Schopenhauer's truths
In chapter 6 of Searching for Meaning by James T. Webb (page 123), the author lists three truths as emphasized by Arthur Schopenhauer. In short:
- Material possessions are temporary.
- The opinion of others you can never know, and these are as ephemeral as material possessions.
- What you are is the only thing that truly matters.
The first seems impossible to deny, and their actual meaning for your life is even more temporary than the time spend in your possession (see also Happiness as a state). Two seems equally valid, we can't read minds and learning more about a person can quickly and drastically change our opinion of someone. Yet, it seems to me that there is a gaping hole between 2 and 3. What is missing is what we mean to others, regardless of how their opinion of us might be.
Humans can only exist as a group, see Principle 4. Opinions of each other in the group change all the time, but that doesn't mean the group membership does not endure. Sure enough, groups can fall apart and people re-arrange themselves into new ones, but there will never be humans without groups. What binds us together surely goes beyond opinions and what can be expressed in words alone.
I'd like to read a bit more on Schopenhauer to really appreciate what he means with 3. For this post I'll assume that it is as individualistic as it sounds. As I wrote in The Meaning of Life, I think that requiring people to answer what they are for themselves is misguided. It must be a much more shared effort, considering how a person contributes to the community. Which is of course not the sum of the community's opinions about an individual, but really about how that person strengthens and improves the group.

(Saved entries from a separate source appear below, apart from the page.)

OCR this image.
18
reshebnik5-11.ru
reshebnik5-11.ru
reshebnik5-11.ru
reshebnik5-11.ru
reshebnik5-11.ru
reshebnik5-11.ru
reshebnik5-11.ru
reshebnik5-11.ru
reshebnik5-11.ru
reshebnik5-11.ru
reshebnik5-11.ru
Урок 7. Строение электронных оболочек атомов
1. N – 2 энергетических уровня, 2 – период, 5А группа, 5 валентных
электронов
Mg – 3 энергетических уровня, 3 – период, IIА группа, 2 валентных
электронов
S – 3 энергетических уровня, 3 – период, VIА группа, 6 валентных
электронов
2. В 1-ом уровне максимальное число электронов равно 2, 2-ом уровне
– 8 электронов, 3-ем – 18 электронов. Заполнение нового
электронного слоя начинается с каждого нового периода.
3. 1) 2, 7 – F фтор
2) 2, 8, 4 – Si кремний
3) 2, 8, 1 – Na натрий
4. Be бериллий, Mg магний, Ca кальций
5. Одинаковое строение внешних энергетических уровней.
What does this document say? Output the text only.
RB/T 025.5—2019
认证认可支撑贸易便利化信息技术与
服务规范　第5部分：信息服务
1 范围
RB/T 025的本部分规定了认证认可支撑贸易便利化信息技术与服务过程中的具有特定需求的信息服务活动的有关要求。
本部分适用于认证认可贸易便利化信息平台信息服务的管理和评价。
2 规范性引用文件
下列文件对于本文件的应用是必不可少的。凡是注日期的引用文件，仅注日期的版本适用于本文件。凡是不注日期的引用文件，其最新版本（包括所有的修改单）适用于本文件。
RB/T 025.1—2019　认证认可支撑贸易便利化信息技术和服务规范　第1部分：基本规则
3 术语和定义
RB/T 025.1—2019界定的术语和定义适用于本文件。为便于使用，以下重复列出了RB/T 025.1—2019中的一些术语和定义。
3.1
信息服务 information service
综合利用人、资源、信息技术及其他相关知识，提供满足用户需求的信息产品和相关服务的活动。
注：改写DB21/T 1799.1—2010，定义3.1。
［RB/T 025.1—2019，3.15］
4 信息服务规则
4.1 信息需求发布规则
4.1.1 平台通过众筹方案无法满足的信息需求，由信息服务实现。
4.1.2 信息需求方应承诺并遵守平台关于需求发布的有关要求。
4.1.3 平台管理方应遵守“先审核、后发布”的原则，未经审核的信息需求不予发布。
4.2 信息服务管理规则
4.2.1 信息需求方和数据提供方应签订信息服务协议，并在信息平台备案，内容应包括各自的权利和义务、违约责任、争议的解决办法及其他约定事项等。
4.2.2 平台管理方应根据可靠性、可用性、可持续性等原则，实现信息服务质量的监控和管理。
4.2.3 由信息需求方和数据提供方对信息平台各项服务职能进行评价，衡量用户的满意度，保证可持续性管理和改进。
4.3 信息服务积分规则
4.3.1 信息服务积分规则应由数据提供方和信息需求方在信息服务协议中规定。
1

After some reflection on existentialism and humanism, it struck me that it is absurd to hold on the one hand that a person must find his or her meaning, while on the other agreeing that humans are weak and so easily misled. We are so small and fallible all alone, but we are expected to answer the most difficult of questions by ourselves nonetheless. Maybe I'm misinterpreting just how individualistic this is meant, but this reflection is pretty helpful to me and definitely something I'll be exploring further.